A: Vibe coding refers to AI platforms that turn natural language prompts into functional software. Instead of writing code line-by-line, developers describe what they want and the AI builds it. Four vibe coding platforms made the spending list—Replit (#3), Cursor (#6), Lovable (#18), and Emergent (#48)—showing startups now treat this as production infrastructure, not just prototyping toys.

Q: Why did Replit beat Lovable 15x in revenue despite lower web traffic?

A: Replit includes enterprise features that justify higher prices: autonomous agents that run for hours, built-in databases, authentication systems, and secure publishing infrastructure. Lovable optimizes for rapid UI prototyping with a lower barrier to entry, attracting individual experimenters. When startups move from mockups to production apps, they pay for Replit's deployment capabilities.
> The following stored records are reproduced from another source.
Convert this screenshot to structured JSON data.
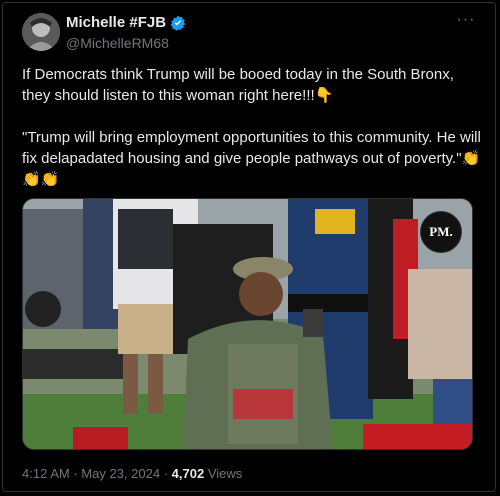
{
  "author": {
    "display_name": "Michelle #FJB",
    "handle": "@MichelleRM68",
    "verified_color": "#1d9bf0"
  },
  "tweet": {
    "paragraph1": "If Democrats think Trump will be booed today in the South Bronx, they should listen to this woman right here!!!👇",
    "paragraph2": "\"Trump will bring employment opportunities to this community. He will fix delapadated housing and give people pathways out of poverty.\"👏👏👏"
  },
  "media": {
    "watermark": "PM."
  },
  "footer": {
    "time": "4:12 AM",
    "separator": "·",
    "date": "May 23, 2024",
    "views_count": "4,702",
    "views_label": "Views"
  },
  "icons": [
    "verified-badge-icon",
    "more-options-icon"
  ]
}
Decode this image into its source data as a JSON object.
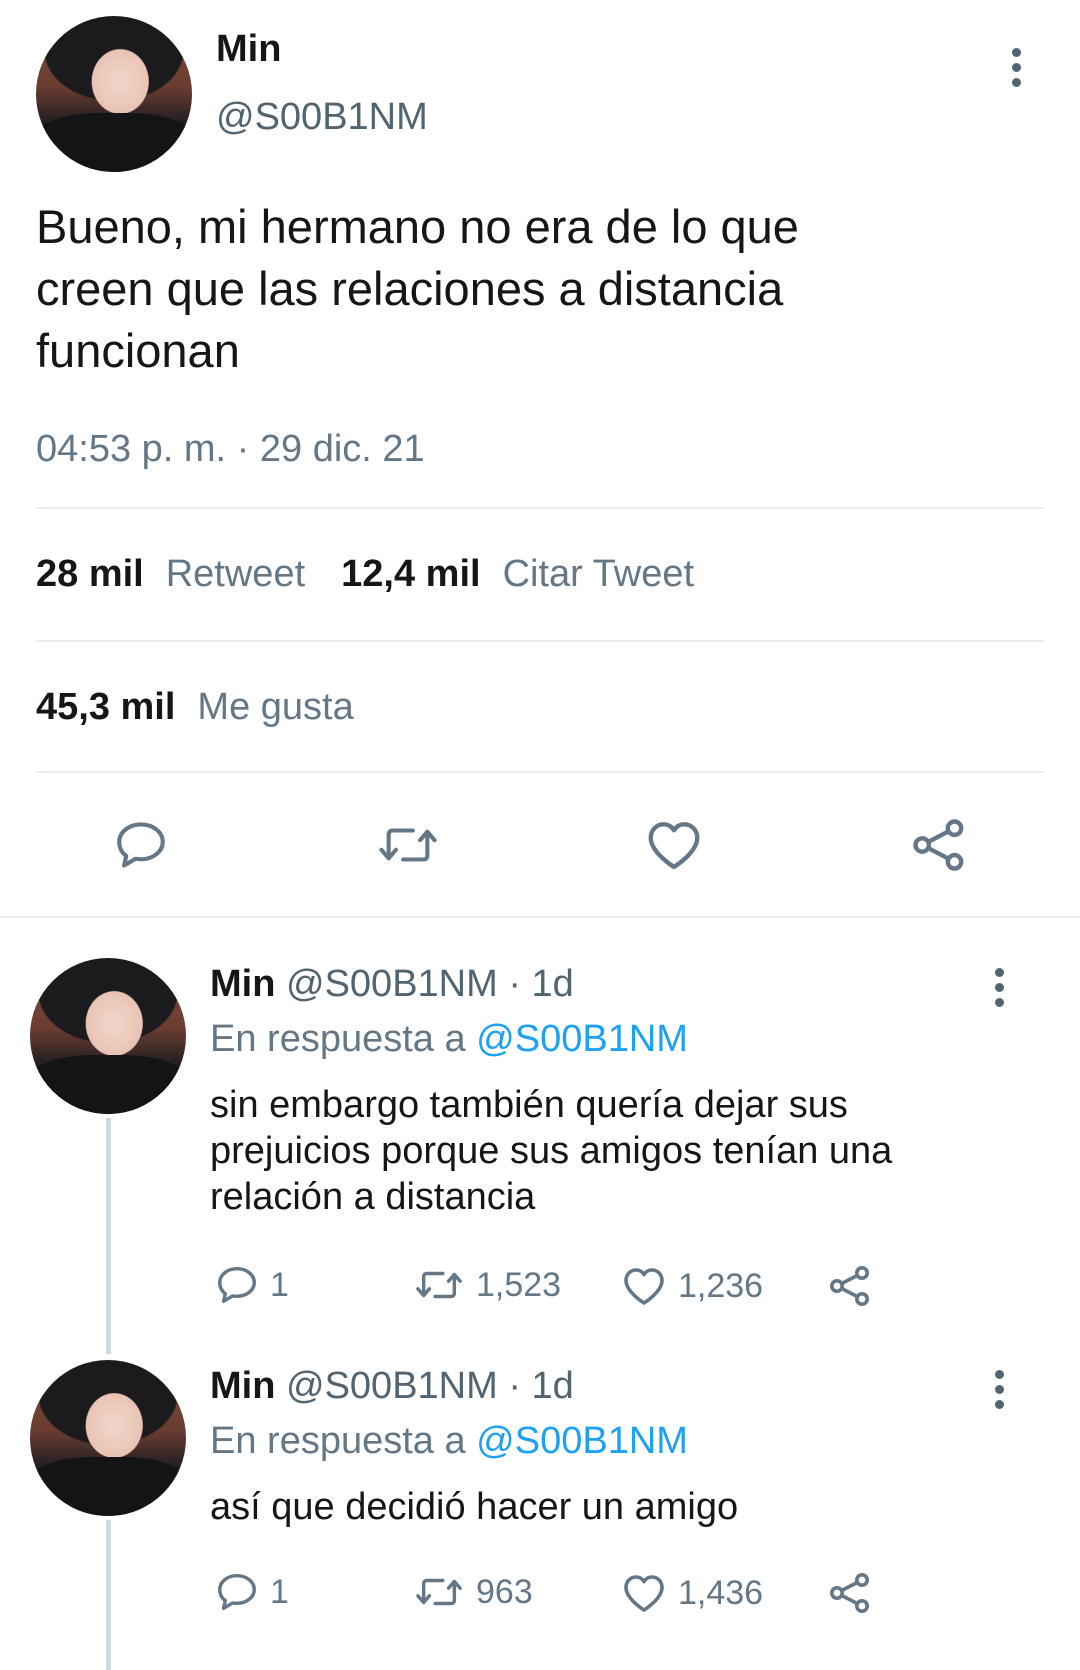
{
  "main_tweet": {
    "name": "Min",
    "handle": "@S00B1NM",
    "text": "Bueno, mi hermano no era de lo que creen que las relaciones a distancia funcionan",
    "text_lines": [
      "Bueno, mi hermano no era de lo que",
      "creen que las relaciones a distancia",
      "funcionan"
    ],
    "timestamp": "04:53 p. m. · 29 dic. 21",
    "retweets": {
      "count": "28 mil",
      "label": "Retweet"
    },
    "quotes": {
      "count": "12,4 mil",
      "label": "Citar Tweet"
    },
    "likes": {
      "count": "45,3 mil",
      "label": "Me gusta"
    }
  },
  "replies": [
    {
      "name": "Min",
      "handle": "@S00B1NM",
      "age": "· 1d",
      "reply_prefix": "En respuesta a",
      "reply_to": "@S00B1NM",
      "text_lines": [
        "sin embargo también quería dejar sus",
        "prejuicios porque sus amigos tenían una",
        "relación a distancia"
      ],
      "reply_count": "1",
      "retweet_count": "1,523",
      "like_count": "1,236"
    },
    {
      "name": "Min",
      "handle": "@S00B1NM",
      "age": "· 1d",
      "reply_prefix": "En respuesta a",
      "reply_to": "@S00B1NM",
      "text_lines": [
        "así que decidió hacer un amigo"
      ],
      "reply_count": "1",
      "retweet_count": "963",
      "like_count": "1,436"
    }
  ],
  "icons": {
    "reply": "speech-bubble-icon",
    "retweet": "retweet-arrows-icon",
    "like": "heart-icon",
    "share": "share-nodes-icon",
    "more": "vertical-dots-icon"
  },
  "colors": {
    "link": "#1da1f2",
    "secondary_text": "#657786",
    "divider": "#e6ecf0"
  }
}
Q: What's the practical difference between copilots and autonomous agents?

A: Copilots assist humans in making decisions faster—like AI notetakers or tools that draft customer service responses for review. Autonomous agents complete entire workflows without supervision—like an AI lawyer that reviews contracts end-to-end. Currently, copilots outnumber agents twelve to five on the spending list because reliability requirements are lower when humans stay in the loop.

Q: How reliable is Mercury data as a measure of the AI market?

A: Mercury tracks 200,000+ startup customers but only captures transactions on Mercury cards—ACH, wires, and IO card spend from June-August 2025. It excludes purchases on non-Mercury cards, cloud platform spending, and GPU purchases. The data reveals startup buyer priorities directionally but isn't comprehensive. Some major enterprise deals won't appear if paid through other banking channels.

Q: When will autonomous agents start replacing copilots at scale?

A: A16z partner Seema Amble expects the shift as underlying model capabilities improve, but gave no specific timeline. The transition depends on reliability thresholds—agents must complete work without supervision, not just accelerate it. Five companies already position as "AI employees" (Crosby Legal, Cognition, 11x, Serval, Alma), testing whether businesses will trust end-to-end automation.